The electron spin is a natural qubit platform and, when embedded in a molecule, its properties can be tailored via synthetic chemistry. However, the quantum properties can be utilised only for a limited time and lengthening this coherence time is still challenging. Nuclear spin dynamics is one of the principal sources of decoherence, but a complete removal of spin-bearing nuclei is hardly feasible in practice and therefore strategies how to minimise their negative effects are essential. Despite considerable efforts to screen the chemical space for improved molecular spin qubits as well as advances in simulation techniques to understand the physical details of the decoherence processes, a broader picture bringing together these two worlds is still lacking.

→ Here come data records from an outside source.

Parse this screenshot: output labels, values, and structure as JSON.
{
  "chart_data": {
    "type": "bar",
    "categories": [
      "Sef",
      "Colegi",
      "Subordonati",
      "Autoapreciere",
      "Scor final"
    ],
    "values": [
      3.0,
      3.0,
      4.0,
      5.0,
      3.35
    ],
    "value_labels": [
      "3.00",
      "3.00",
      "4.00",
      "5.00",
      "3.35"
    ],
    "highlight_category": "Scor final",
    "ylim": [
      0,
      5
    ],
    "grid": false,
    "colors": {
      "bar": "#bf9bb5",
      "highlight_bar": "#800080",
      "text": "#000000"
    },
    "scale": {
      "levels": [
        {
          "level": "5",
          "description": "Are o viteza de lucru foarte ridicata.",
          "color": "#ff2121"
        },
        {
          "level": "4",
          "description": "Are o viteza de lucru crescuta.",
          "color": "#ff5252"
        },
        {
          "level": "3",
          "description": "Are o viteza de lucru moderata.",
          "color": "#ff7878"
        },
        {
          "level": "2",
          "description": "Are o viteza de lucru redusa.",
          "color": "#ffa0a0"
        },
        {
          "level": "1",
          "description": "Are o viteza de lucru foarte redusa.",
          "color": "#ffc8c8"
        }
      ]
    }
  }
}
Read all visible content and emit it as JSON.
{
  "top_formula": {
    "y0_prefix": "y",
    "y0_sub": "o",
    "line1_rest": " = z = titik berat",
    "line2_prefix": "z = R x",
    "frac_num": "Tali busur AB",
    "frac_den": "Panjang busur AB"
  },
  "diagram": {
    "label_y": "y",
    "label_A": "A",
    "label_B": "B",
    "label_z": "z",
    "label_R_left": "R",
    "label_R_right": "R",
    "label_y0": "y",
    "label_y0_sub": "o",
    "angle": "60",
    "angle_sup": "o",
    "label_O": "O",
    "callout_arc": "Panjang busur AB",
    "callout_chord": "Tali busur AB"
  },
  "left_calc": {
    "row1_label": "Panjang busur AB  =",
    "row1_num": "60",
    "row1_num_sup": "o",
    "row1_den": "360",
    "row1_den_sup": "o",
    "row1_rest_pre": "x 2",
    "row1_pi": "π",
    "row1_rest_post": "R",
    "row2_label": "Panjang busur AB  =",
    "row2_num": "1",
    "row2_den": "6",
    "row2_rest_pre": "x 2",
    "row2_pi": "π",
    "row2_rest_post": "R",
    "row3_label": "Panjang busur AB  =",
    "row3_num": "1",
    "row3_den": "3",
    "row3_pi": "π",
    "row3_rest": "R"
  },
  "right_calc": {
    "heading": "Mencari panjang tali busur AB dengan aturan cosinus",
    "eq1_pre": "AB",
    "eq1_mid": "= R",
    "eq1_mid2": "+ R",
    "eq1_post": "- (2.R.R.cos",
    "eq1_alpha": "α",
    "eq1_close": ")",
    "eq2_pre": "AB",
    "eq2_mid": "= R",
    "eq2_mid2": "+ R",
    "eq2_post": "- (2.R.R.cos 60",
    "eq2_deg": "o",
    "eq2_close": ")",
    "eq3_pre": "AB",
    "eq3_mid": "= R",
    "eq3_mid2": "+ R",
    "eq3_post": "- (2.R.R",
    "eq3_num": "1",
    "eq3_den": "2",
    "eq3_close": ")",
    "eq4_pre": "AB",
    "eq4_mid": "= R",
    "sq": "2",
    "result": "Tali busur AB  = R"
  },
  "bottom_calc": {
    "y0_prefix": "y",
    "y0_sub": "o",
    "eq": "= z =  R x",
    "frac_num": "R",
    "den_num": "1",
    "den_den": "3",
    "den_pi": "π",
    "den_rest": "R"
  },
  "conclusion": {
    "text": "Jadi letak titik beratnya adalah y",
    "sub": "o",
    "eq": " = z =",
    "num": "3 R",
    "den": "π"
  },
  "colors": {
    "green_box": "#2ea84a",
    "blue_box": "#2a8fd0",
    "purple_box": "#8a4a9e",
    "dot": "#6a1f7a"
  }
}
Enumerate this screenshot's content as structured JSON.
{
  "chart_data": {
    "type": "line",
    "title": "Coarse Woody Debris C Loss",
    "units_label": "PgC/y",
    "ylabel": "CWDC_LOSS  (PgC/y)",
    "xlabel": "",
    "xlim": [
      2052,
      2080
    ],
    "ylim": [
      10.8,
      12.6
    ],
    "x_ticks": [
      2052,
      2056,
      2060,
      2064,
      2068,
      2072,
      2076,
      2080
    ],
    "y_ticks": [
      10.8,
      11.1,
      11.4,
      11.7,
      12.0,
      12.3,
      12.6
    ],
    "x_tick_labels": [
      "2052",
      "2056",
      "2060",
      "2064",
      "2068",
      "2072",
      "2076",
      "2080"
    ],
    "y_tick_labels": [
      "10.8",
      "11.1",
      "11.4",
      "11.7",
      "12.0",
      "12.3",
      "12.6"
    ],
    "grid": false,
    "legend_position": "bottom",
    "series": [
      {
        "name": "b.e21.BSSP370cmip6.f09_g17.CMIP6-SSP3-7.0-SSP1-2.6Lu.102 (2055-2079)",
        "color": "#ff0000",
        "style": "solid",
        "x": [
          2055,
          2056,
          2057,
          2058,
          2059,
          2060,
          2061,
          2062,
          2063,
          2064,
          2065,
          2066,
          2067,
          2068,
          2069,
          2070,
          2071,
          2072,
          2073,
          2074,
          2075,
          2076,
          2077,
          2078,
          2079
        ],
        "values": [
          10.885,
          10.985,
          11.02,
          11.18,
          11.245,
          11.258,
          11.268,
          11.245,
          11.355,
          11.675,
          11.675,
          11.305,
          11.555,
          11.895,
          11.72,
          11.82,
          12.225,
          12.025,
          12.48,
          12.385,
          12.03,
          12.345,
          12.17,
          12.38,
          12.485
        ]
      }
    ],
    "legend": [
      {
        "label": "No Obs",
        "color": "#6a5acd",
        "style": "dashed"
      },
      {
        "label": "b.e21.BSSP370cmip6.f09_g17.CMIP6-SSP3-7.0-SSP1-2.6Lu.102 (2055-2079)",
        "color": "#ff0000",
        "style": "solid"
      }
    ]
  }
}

In this work, we fill this gap by analysing the decoherence induced by a nuclear spin bath of protons through a parameter space screening approach based on the analytic pair product approximation. The analysis reveals the geometric and statistical conditions that lead to strong contributions to decoherence and enables us to identify the nuclear pairs that are most relevant to decoherence effects. This allows to devise new design rules for improved molecular spin quantum bits. As specific cases, we discuss [Cu(dbm)2] and (PPh4)2[Cu(mnt)2] diluted in a non-magnetic crystalline matrix and show systematically how these systems can be improved.